Pentagon Bails Out More Companies Hit by COVID-19

It’s the latest round of such bailouts. Per a June 19 Pentagon statement, companies receiving a total of $187 million include:

  • Austal USA received $50 million to “to maintain, protect, and expand critical domestic shipbuilding and maintenance capacity.”
  • W International received $55 million “to maintain, protect, and expand critical domestic industrial base capability for the U.S. Navy nuclear shipbuilding industry.”
  • Weber Metals received $25 million “to sustain critical domestic industrial base capability and capacity for making of large, open and closed die forgings used in many DoD weapons systems.”
  • GE Aviation received $55 million to “remanufacture of selected critical engine components used on the F110-100/-129 turbofan jet engine and the F118-101 turbofan jet engine. These engines power the F-16 and the U-2 aircraft respectfully.”
  • American Woolen Company received $2 million to “sustain the domestic production capability and capacity of poly/wool blend fabric for Army dress uniforms.”.

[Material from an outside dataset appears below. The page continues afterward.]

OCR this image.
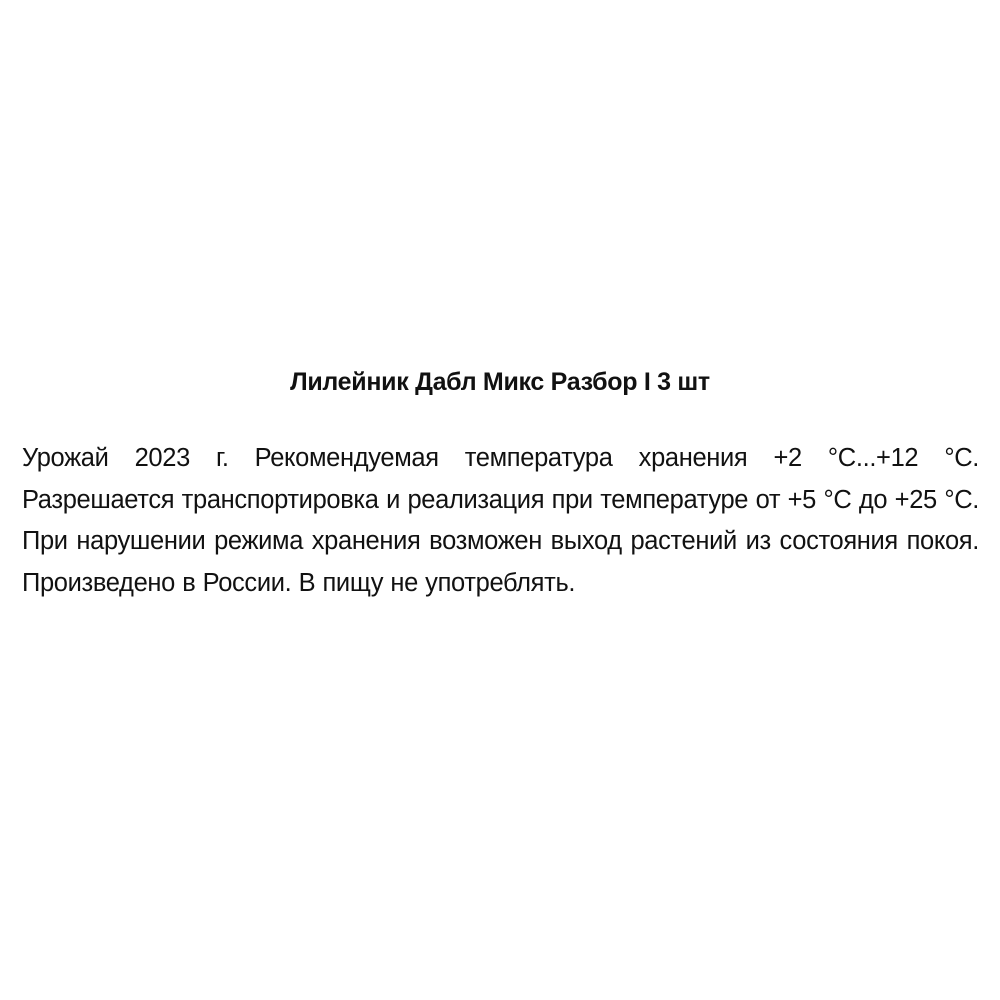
Лилейник Дабл Микс Разбор I 3 шт

Урожай 2023 г. Рекомендуемая температура хранения +2 °С...+12 °С. Разрешается транспортировка и реализация при температуре от +5 °С до +25 °С. При нарушении режима хранения возможен выход растений из состояния покоя. Произведено в России. В пищу не употреблять.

MITRE Creates Natsec Tech Board

MITRE’s Center for Technology & National Security has created an advisory board to “help guide the center’s efforts to provide our nation’s military and intelligence leaders with data-driven research, analysis, and insights to help them navigate the rapidly evolving technology landscape. The board members include:

  • John Campbell, a former Army vice chief of staff.
  • Lisa Disbrow, a former Air Force undersecretary.
  • Bill Gortney, a retired Navy admiral who led U.S. Northern Command. 
  • Bob Murrett, a retired admiral who ran the National Geospatial-Intelligence Agency director.
  • Bob Work, a former deputy defense secretary

Booz Allen Hamilton to Open Huntsville Tech Hub

The “Innovation Center” is billed as a 6,000-square-foot, state-of-the-art facility  “designed to spotlight Booz Allen engineers and foster collaboration with clients and the community, and will be located in the historic, reimagined Stovehouse factory,” the company said in a Wednesday statement. Additive manufacturing will be among the work done at the center.

Making Moves

  • Mike Griffin, defense undersecretary for research and engineering, and his deputy Lisa Porter are stepping down on July 10 for jobs in the private sector. “During their tenures, Dr. Griffin and Dr. Porter advanced critical work on the department’s modernization priorities,” Defense Secretary Mark Esper said in a Wednesday statement. “They leave an office with a legacy of excellence in the research and development of technology that ensures American military advantage on land, at sea, in the air and in space.
  • The Senate Armed Services Committee on Wednesday approved the nominations of Lt. Gen. Daniel Hokanson to be chief of the National Guard Bureau and Gen. Gustave Perna to be chief operating officer of Project Warp Speed. The full Senate must now approve the nominations.
  • The Pentagon on June 19 named Dave Spirk its first chief data officer. He was previously the chief data officer at U.S. Special Operations Command.
  • CAE has named Heidi Wood, executive vice president of business development & growth initiatives, its interim group president of Defence & Security. She replaces Todd Probert, who is leaving the company.
  • The Aerospace Corporation has named space executive and former NASA CFO David Radzanowski as the company’s chief financial officer. 
  • Boeing named Michael D'Ambrose its executive vice president of human resources.
  • President Trump on June 18 nominated Bradley Hansell to be defense deputy undersecretary for intelligence.
  • The Center for a New American Security has named Becca Wasser a fellow in the Defense Program. Wasser will research wargaming, force posture and management, and U.S. defense strategy.